NSO wäscht seine Tastaturfinger freilich in Unschuld: „Für den Missbrauch unserer Produkte sind nicht wir verantwortlich.“ Tatsächlich scheiterte ein Versuch des israelischen Menschenrechtsverbandes, den Export von „Pegasus“ an Diktaturen zu verhindern, am Obersten Gericht. Im Urteil hieß es: „Unsere Wirtschaft hängt von diesen Exporten ab.“ Der Export-Schlager „Pegasus“ wurde so auch zu einem diplomatischen Hilfsmittel. Wo immer der damalige Premier Benjamin Netanjahu anreiste, hatte er „Pegasus“ im Gepäck: Indien, Aserbaidschan, die Golfstaaten, Ruanda.
Doch auch in Israel ist „Pegasus“ jetzt eben ein Riesenthema. Die Anhänger von Netanjahu fordern nun gar die Annullierung der Korruptionsanklage gegen den Ex-Premier. Soll „Pegasus“ doch auch in den Ermittlungen gegen Netanjahu zum Einsatz gekommen sein.
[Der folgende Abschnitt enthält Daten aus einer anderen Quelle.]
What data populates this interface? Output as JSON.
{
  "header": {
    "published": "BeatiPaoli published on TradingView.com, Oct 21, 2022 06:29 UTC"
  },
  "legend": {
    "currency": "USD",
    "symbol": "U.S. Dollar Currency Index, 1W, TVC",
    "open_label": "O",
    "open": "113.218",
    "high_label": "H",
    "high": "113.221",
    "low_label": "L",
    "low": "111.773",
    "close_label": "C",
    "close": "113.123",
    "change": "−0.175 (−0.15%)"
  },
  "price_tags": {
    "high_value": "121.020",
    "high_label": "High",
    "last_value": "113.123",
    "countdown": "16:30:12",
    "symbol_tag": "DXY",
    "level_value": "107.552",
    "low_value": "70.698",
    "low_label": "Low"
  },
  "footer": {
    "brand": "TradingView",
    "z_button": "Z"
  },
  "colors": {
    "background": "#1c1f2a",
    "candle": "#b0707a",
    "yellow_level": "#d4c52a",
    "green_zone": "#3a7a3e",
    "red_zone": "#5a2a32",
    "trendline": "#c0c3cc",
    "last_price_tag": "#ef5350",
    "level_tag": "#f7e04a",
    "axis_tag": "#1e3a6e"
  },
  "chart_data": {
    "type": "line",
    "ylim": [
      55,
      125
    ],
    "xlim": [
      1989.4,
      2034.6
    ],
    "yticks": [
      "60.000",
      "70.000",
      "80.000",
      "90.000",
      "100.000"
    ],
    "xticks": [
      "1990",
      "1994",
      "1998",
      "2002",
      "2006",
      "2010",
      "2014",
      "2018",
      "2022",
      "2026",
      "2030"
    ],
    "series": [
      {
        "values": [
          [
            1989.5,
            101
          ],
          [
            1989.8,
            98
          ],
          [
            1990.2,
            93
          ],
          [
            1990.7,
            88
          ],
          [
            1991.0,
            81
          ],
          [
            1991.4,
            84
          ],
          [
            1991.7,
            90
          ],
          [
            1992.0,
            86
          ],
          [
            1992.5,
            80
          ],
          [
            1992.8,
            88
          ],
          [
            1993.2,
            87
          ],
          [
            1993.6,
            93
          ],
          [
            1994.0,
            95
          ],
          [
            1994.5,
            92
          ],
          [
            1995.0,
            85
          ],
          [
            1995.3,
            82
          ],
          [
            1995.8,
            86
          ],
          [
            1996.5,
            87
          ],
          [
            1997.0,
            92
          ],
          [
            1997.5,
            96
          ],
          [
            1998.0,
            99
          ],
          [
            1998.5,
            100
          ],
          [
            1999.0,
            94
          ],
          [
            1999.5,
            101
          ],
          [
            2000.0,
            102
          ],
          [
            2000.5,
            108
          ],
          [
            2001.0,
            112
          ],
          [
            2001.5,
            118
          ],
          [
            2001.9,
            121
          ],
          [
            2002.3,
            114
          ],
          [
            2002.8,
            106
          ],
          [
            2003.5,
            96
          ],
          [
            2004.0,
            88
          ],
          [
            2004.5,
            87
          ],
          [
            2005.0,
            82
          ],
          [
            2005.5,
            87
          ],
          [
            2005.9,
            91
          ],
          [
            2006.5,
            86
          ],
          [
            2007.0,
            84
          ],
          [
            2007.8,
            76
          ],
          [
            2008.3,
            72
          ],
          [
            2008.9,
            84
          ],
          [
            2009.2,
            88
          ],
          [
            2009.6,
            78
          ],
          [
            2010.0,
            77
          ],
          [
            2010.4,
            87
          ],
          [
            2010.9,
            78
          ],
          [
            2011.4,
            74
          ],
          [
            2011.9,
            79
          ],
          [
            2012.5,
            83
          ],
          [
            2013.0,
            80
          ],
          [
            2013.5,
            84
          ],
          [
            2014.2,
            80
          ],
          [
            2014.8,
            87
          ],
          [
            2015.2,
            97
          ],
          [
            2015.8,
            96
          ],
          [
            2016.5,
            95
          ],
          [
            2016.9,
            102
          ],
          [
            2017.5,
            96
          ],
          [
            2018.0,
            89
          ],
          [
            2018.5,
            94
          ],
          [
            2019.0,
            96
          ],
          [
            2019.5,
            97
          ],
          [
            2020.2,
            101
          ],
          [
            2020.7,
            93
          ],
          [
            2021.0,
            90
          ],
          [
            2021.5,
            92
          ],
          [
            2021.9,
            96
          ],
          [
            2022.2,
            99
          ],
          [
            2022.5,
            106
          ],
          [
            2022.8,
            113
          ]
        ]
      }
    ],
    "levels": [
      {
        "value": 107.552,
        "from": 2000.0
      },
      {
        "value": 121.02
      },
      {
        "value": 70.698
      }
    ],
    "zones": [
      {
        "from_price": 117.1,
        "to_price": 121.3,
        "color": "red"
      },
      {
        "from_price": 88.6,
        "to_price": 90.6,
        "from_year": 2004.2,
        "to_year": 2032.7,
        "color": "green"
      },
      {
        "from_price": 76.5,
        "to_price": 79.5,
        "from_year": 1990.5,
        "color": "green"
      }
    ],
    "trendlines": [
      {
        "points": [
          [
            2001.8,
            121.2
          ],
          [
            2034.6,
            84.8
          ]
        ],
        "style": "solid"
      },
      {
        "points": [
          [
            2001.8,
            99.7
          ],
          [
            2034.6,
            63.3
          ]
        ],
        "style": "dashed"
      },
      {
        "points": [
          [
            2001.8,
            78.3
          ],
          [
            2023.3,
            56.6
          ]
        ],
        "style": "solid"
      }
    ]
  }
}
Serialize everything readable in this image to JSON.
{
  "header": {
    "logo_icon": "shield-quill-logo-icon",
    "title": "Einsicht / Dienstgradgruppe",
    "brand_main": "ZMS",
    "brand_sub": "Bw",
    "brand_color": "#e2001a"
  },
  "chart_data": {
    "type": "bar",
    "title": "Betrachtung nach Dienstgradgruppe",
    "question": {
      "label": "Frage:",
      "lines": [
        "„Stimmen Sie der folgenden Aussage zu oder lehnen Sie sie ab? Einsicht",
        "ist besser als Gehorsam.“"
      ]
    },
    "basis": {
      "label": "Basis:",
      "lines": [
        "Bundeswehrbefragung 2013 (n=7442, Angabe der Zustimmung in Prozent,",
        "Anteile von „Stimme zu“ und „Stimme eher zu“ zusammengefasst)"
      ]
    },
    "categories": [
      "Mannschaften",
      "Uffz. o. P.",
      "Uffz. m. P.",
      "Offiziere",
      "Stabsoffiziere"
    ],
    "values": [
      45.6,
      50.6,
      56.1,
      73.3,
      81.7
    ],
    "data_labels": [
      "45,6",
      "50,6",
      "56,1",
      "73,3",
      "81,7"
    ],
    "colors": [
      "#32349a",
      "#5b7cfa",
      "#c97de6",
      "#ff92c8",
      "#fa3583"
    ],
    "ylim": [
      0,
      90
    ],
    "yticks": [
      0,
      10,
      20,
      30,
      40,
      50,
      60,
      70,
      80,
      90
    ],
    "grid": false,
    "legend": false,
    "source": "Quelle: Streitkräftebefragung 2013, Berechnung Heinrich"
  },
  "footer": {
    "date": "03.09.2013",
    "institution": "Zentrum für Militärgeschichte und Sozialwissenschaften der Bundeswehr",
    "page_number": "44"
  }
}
Sein Nachfolger Naftali Bennett hat eine „tiefgehende und umfangreiche Untersuchung“ angekündigt. Polizeiminister Omer Barlev von den Sozialdemokraten will einem von ihm einzurichtenden Ausschuss richterliche Vollmachten verleihen. „In meiner Schicht passiert so etwas nicht mehr. Was passiert ist, wird gründlich untersucht.“
„Wir sind ein Geist“
Transparenz ist freilich entscheidend: Bennett und auch Innenministerin Ajelet Schaked sind seit Jahrzehnten eng mit der NSO-Präsidentin Schiri Dolev befreundet. Als 2020 Israels Inlandsgeheimdienst es aus juristischen Gründen ablehnte, über „Pegasus“ Corona-Infizierte aufzuspüren, wollte NSO für ihn einspringen. Damals machten der Geheimdienstchef und weitere Beamte eine demokratischere Figur als die Politiker.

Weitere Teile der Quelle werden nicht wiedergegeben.